Im Prozess um einen geplanten Anschlag auf ein Taylor-Swift-Konzert in Wien ist der Angeklagte Beran A. verurteilt worden. Die Geschworenen sprachen den 21-Jährigen schuldig. Der Täter muss für 15 Jahre in Haft. Der Angeklagte war nach einer Warnung von US-Geheimdiensten einen Tag vor dem geplanten Anschlag im August 2024 festgenommen worden.
Beran A. war wegen Planung des Anschlags sowie Bildung einer IS-„Terrorzelle“ mit zwei weiteren Österreichern angeklagt.
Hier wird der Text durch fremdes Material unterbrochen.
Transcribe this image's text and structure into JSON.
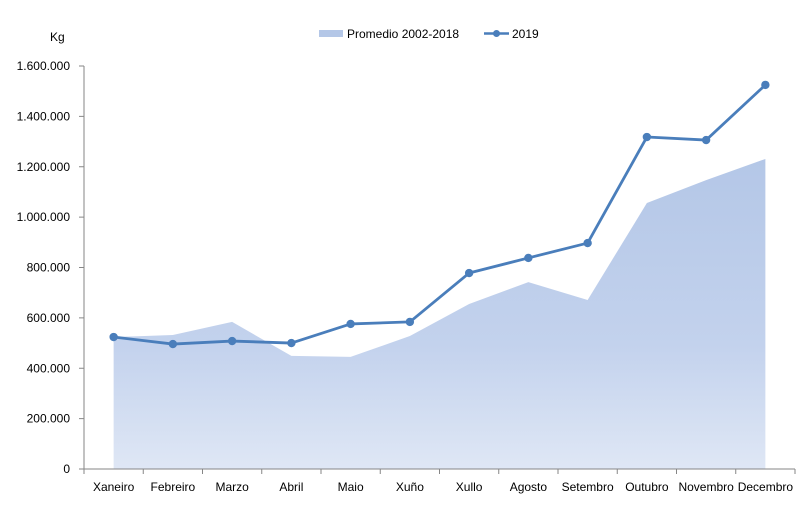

Zum Auftakt des Prozesses vor dem Landesgericht Wiener Neustadt hatte er im April ein weitgehendes Schuldbekenntnis abgelegt und in allen Anklagepunkten bis auf den der Beihilfe zum versuchten Mord auf schuldig plädiert – auch in diesem Anklagepunkt wurde er am Donnerstag für schuldig befunden.
A. hatte zugegeben, einen Anschlag auf ein Swift-Konzert im Wiener Ernst-Happel-Stadion geplant zu haben und berichtete, wie er Instruktionen von der Dschihadistengruppe Islamischer Staat (IS) erhalten habe, der er seit 2023 angehört habe. Zudem schilderte er, wie er vergeblich versucht habe, eine Bombe zu bauen.
Zu den drei Auftritten von Taylor Swift im Rahmen ihrer „Eras“-Welttournee waren in Wien mehr als 170.000 Zuschauer erwartet worden. Nachdem die österreichischen Behörden mit Hilfe von US-Geheimdiensten die Anschlagspläne aufgedeckt hatten, wurden die Konzerte abgesagt.